3 Recent Flights Make Unscheduled Landings, After Disputes Over Knee Room
The AP reports that American airplane passengers, squeezed by increasingly tight seating aboard planes, are lashing out, actually getting into in-flight fights over knee room: Three U.S. flights have made unscheduled landings in the past eight days after passengers got into fights over the ability to recline their seats. Disputes over a tiny bit of personal space might seem petty, but for passengers whose knees are already banging into tray tables, every bit counts. ... Southwest and United both took away 1 inch from each row on certain jets to make room for six more seats. American is increasing the number of seats on its Boeing 737-800s from 150 to 160. Delta installed new, smaller toilets in its 737-900s, enabling it to squeeze in an extra four seats. And to make room for a first-class cabin with lie-flat beds on transcontinental flights, JetBlue cut the distance between coach seats by one inch.
and this is what happens. Survival 101: you do not violate my personal space. EVER.
Political debates have me rolling my eyes so much I think I got optical whiplash. I should sue. - Foamy The Squirrel
You silly person, that's not how customers think. They will choose the cheapest offer, and complain about the quality. Your only hope is to not offer such cheap options.
Exactly. Well that and the details aren't spelled out by the airlines either . When you pick economy the seats may or may not be as advertised. The same airline and the same plane can have different configurations. Dimensions of space aren't listed anywhere when booking a seat.
Airlines are running into physical space issues. In their quest for ever more seats The airlines are beginning to ignore basic human needs. People need to move around. The tighter and more closed off you make people feel the more likely they are to get into arguments. This is not only true physically, but mentally as well. Arguments lead to fighting.
It is why Cities have always struggled. To many people to close to each other. The wealthy always purchase enough space to make themselves comfortable. However the poor can not and once you get so many people pressed together they fight. That fighting spills outward and you have a riot over a simple issue that is dealt normally dealt fairly.
i thought once I was found, but it was only a dream.
I love how you put this into a "win/loss" context instead of finding a solution that everyone can live with. I especially like the part where you take great delight in causing pain to another human being. You're the problem here.
Shutting down free speech with violence isn't fighting fascism. It IS fascism!
And how, exactly, is she supposed to put her knees in any other position? The seats are not very wide. Unless she has an empty seat next to her (and, frankly, that's about the only way I can stand to fly any more), if she tries to bend her legs so that her knees aren't right in front of her, parts of them are going to be spilling over into and annoying the person next to her, or sticking out into the aisle and getting run over by the carts that the flight attendants drive trhough trying to get people to buy stupid duty free stuff.

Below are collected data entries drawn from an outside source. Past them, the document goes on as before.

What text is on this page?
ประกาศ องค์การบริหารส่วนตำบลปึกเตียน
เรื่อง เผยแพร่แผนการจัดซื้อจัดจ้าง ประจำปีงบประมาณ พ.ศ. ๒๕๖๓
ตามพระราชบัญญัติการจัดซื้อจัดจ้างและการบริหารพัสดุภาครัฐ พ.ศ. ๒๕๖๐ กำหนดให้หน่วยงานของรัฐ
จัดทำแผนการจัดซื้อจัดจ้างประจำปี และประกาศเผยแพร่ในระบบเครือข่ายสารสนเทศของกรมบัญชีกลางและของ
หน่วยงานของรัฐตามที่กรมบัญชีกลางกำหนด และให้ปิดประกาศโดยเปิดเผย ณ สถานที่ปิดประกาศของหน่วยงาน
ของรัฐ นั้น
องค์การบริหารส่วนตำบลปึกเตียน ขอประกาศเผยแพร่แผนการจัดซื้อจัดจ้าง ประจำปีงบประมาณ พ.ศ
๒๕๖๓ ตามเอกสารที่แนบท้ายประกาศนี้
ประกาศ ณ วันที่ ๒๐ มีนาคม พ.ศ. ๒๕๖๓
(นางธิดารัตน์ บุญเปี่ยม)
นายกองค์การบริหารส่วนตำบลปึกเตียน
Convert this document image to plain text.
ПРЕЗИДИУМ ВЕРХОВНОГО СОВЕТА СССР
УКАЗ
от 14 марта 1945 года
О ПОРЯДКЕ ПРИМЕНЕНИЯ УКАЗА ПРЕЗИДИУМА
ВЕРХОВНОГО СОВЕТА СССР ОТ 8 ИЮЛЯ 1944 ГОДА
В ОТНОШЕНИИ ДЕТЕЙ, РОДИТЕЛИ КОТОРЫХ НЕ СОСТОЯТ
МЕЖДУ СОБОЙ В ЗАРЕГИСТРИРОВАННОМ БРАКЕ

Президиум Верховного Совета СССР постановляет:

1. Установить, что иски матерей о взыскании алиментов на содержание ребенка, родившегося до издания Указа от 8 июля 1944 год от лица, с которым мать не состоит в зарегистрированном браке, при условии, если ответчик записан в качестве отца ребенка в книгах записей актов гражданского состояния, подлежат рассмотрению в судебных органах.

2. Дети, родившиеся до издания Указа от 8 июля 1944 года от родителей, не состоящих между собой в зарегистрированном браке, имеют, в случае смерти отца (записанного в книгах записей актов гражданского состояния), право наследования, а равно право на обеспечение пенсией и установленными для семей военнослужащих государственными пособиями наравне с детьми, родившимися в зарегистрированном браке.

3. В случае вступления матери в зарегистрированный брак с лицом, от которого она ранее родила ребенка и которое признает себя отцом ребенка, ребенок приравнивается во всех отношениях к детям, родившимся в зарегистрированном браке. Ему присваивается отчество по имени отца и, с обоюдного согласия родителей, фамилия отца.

The problem is not inconsiderate assholes. The problem is that 6'2" people are stuck in plane seats that they simply don't fit in. The problem is that airlines have designed coach seats to work for the bottom 30% of the population in terms of size, and are trying to squeeze the entire population into it. Something somewhere's gotta give. The person in back can blame the person in front for reclining their seat (as we've seen in this thread), or the person in front can blame the person in back for having knees (as we've seen in this thread), but *somebody* is going to be unhappy, because the situation is set up so that somebody has to be.
The problem is coach seating. It's just become too small.
You can't physically cram people any tighter, and fights are breaking out. Good. When they discover they're losing more on bad PR and flight diversions than they're gaining, they'll put back the inch or two - for a while. Now that they've reached bottom, the floor will just bounce from now on; the came couple of inches continually added and subtracted subtracted every 2-3 years, forever.
As far as blaming people for not buying an upgrade, has anyone saying this actually looked at prices? Last couple of times I flew, I looked into it; a little more room doesn't cost you 10% or 20%, it's more like double or triple the ticket price. Actually habitable travel accommodations are only for the wealthy.
Seriously, the number of people talking about how this isn't a problem, while simultaneously - gleefully - discussing what they'll do if someone tries to take their room, or someone won't let them take their room, pretty much dismisses any counter-argument to the idea that there isn't a problem.
There obviously is.
Airlines are running into physical space issues. In their quest for ever more seats
It's not the airlines quest for more seats, it's the passengers' quest for even cheaper fares.
If airline A has 34 inches of pitch with a $550 ticket and airline B has 30 inches for $500, the passengers will flock to the $500 ticket.
Passengers need to start making it clear with their wallet that they are no longer going to fly lower-priced sardine airlines.
If airlines were required to advertise seat pitch and width, then consumers could make that choice, but when even consumers that care about it have trouble finding out exactly which aircraft serves a route for their date of travel and what the seat configuration is, it's hard to blame consumers for not taking it into account.